Abu Ramla Sahara Expedition
Expedition to the „Land of the Sunburned Faces”
The Abu Ramla Sahara Expedition was established in the early 2000 with the aim of re-discovering the Eastern Sahara region that the legendary Hungarian explorer László Almásy visited, described and discovered during his travels in Egypt, Sudan and Libya.
We borrowed the name for our expedition from László Almásy himself, who was called by local Saharan tribes: “Abu Ramla” or “Father of the Sand”.

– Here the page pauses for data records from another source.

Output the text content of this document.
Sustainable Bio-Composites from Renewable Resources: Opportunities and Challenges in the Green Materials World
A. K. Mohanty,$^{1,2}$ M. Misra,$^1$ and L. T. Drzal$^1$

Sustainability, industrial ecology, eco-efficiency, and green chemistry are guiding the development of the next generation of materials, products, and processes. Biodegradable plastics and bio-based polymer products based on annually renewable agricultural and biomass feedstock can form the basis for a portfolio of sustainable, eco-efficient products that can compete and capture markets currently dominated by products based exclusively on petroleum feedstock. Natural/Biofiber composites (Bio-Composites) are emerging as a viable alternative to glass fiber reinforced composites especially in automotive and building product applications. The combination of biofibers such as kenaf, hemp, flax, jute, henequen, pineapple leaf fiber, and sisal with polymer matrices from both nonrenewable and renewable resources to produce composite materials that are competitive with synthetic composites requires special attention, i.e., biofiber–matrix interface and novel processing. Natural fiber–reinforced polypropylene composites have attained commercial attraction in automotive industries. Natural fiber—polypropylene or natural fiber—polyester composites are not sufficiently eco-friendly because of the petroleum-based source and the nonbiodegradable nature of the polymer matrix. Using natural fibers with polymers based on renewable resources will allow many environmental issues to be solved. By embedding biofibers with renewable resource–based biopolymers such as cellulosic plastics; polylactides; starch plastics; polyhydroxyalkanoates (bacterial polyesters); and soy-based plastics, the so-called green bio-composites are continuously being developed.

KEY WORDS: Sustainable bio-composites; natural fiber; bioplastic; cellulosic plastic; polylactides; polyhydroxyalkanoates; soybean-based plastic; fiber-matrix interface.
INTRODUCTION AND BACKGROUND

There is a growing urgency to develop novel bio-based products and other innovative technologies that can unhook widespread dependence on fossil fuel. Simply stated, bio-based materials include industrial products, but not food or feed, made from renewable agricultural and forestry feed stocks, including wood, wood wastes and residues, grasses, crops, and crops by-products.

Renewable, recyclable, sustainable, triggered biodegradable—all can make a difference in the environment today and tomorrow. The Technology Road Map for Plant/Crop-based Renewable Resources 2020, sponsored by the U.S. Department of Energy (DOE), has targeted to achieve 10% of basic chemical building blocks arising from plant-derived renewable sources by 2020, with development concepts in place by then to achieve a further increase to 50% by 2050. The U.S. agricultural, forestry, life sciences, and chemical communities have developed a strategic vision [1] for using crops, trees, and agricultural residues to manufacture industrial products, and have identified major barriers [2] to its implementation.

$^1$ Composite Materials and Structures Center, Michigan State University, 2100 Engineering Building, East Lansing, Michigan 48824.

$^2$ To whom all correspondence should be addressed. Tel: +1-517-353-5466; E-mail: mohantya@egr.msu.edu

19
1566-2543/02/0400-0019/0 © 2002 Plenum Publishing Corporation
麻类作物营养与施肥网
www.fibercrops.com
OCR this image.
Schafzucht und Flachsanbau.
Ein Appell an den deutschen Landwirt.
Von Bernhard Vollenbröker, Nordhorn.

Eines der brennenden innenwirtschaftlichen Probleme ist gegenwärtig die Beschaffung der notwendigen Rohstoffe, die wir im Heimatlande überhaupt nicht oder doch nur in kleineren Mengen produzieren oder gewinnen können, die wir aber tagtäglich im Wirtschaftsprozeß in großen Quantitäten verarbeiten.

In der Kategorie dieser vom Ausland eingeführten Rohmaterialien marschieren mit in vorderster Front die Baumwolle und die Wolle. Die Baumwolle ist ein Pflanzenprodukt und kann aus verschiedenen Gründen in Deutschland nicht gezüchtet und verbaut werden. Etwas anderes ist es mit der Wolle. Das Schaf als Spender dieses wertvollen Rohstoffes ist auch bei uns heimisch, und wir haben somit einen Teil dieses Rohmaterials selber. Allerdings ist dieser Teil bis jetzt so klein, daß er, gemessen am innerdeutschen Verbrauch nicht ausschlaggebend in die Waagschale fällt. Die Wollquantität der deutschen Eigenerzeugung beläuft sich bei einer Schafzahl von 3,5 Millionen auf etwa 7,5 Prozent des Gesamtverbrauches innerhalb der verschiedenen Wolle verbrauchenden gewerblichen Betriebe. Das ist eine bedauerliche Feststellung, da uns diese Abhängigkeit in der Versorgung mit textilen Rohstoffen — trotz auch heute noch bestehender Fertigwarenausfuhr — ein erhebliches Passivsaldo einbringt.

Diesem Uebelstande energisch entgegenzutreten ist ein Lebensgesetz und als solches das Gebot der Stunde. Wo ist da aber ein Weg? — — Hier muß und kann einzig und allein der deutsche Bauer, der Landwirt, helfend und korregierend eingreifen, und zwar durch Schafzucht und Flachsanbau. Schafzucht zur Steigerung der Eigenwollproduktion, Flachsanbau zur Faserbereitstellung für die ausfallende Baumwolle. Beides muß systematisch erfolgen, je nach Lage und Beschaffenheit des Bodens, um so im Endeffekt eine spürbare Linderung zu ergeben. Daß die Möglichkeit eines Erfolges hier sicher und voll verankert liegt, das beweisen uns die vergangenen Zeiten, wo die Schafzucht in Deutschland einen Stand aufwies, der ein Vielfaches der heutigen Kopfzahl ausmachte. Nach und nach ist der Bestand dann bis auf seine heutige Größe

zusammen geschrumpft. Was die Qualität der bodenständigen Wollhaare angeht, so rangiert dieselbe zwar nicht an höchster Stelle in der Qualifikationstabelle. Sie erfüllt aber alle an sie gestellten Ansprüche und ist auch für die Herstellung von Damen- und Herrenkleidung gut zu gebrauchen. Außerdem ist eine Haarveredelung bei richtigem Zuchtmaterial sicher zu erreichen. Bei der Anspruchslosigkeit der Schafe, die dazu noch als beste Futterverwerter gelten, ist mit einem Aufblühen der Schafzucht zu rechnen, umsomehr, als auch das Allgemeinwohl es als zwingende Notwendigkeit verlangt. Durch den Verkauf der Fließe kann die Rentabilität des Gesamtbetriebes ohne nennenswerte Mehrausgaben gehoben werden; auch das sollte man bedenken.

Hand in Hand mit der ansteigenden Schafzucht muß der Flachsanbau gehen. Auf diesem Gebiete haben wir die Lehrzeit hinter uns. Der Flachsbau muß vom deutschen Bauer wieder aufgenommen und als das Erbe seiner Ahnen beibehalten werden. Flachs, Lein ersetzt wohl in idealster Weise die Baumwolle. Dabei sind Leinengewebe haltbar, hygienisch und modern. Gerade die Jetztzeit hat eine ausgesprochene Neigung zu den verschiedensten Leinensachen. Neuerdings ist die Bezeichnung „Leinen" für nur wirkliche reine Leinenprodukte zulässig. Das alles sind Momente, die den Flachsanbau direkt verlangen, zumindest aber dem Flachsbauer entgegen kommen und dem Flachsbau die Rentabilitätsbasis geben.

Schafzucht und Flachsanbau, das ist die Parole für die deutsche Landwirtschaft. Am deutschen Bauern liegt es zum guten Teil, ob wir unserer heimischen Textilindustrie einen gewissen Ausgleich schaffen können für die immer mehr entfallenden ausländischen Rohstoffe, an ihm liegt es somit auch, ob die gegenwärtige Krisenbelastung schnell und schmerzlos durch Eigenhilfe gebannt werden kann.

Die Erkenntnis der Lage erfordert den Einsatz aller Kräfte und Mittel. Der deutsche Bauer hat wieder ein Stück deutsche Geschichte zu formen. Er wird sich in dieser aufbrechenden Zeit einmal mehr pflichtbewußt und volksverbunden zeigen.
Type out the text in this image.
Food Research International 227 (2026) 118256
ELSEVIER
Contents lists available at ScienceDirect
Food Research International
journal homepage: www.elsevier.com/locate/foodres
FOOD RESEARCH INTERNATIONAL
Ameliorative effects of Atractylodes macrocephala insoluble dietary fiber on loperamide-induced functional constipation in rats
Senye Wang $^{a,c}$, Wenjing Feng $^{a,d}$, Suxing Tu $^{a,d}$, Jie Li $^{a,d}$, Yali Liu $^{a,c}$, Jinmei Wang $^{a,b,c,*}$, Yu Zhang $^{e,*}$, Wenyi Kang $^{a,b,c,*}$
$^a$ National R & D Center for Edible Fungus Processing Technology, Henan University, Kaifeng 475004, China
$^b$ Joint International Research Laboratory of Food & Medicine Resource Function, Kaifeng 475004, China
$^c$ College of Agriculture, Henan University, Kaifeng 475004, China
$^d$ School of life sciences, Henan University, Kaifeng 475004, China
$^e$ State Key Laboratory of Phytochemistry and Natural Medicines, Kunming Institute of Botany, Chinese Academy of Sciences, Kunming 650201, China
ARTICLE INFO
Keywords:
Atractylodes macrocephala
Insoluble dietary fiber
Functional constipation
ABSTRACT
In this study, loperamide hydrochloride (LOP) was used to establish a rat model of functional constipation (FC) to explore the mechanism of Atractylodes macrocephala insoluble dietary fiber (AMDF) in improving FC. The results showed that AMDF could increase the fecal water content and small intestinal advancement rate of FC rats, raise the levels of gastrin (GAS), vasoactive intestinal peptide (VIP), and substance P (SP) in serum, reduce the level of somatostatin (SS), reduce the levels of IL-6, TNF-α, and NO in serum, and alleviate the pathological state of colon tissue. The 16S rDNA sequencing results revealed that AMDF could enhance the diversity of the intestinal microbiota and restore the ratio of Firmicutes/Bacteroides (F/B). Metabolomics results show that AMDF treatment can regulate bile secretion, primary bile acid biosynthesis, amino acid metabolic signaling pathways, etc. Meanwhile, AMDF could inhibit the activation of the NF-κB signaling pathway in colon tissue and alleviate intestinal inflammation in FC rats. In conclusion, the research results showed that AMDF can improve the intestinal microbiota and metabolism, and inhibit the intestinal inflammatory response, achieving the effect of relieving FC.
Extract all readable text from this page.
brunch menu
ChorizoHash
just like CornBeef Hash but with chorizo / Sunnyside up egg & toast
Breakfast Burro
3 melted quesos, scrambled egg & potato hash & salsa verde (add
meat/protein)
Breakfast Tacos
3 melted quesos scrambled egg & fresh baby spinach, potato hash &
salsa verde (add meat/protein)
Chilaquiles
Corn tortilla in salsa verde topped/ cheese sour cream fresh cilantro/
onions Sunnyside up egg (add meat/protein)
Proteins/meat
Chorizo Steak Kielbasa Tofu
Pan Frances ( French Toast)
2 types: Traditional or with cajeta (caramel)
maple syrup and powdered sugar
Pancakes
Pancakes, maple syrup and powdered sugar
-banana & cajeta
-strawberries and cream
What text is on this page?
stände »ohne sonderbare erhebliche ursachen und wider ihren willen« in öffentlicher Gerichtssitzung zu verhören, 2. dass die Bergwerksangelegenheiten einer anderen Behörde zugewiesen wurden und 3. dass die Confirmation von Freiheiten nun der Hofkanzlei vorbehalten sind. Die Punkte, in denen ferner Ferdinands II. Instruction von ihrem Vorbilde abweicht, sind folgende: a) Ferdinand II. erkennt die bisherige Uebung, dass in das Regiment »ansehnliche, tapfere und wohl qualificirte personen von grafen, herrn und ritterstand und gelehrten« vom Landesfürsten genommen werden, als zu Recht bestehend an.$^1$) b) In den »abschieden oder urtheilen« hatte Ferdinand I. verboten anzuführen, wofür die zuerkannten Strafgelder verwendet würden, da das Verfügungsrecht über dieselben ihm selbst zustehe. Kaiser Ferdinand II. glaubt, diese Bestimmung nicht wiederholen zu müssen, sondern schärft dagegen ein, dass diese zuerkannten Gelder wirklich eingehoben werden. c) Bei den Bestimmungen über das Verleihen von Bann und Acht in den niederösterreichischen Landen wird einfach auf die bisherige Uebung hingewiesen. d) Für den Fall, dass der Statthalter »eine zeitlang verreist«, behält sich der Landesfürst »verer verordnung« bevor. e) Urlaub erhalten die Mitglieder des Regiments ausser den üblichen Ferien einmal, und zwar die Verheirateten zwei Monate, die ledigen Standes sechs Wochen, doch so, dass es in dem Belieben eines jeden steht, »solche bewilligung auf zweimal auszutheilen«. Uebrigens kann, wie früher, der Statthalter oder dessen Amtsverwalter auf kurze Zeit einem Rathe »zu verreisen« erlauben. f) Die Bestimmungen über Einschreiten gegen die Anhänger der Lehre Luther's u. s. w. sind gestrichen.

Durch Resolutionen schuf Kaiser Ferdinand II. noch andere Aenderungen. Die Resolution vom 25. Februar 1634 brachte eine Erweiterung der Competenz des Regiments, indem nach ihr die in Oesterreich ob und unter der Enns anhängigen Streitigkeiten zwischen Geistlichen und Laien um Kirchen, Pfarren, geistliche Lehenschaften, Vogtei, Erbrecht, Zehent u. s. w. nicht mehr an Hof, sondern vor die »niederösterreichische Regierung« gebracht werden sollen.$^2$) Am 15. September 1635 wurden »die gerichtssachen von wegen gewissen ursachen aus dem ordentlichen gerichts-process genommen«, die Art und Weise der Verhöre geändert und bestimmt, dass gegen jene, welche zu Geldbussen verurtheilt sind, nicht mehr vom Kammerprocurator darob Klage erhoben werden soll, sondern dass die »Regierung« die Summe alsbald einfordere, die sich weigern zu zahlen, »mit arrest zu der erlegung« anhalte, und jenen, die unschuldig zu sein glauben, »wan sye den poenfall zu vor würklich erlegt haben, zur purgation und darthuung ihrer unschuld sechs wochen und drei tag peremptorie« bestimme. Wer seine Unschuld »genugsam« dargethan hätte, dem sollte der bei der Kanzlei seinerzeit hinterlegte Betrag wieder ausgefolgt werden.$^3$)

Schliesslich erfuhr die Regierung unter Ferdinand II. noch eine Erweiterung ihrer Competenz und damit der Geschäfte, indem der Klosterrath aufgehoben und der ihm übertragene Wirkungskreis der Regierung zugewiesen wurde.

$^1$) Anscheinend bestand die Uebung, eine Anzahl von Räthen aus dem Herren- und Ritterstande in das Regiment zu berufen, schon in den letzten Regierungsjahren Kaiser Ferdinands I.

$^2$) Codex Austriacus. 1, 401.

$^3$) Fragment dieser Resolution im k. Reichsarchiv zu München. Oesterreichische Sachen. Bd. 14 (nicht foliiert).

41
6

Initially, the Abu Ramla Sahara Expedition planned in November 2003 to visit three ancient capitals of the Kushite Kingdoms: Kerma, Napata and Meroe in Sudan. These archaeological sites are registered in UNESCO’s list of World Heritage Sites. Our expedition returned to Nubia in 2004 and 2006 to collect more photographic and video evidences of ancient cultures.
This multimedia collection was presented for the first time in Hungary in 2004 and it showed a comprehensive visual documentation of these ancient sites that nowadays still remain largely inaccessible and difficult to visit due to Sudan’s internal conflicts and political instability.
The Abu Ramla Sahara Expedition has also captured photographic materials and film of those areas where the remains of Kushite royal tombs can still be observed.
The purpose of our expeditions was to present and preserve through photography and video, culturally interesting areas that could not become popular tourist destinations due to their geographical location or political environment.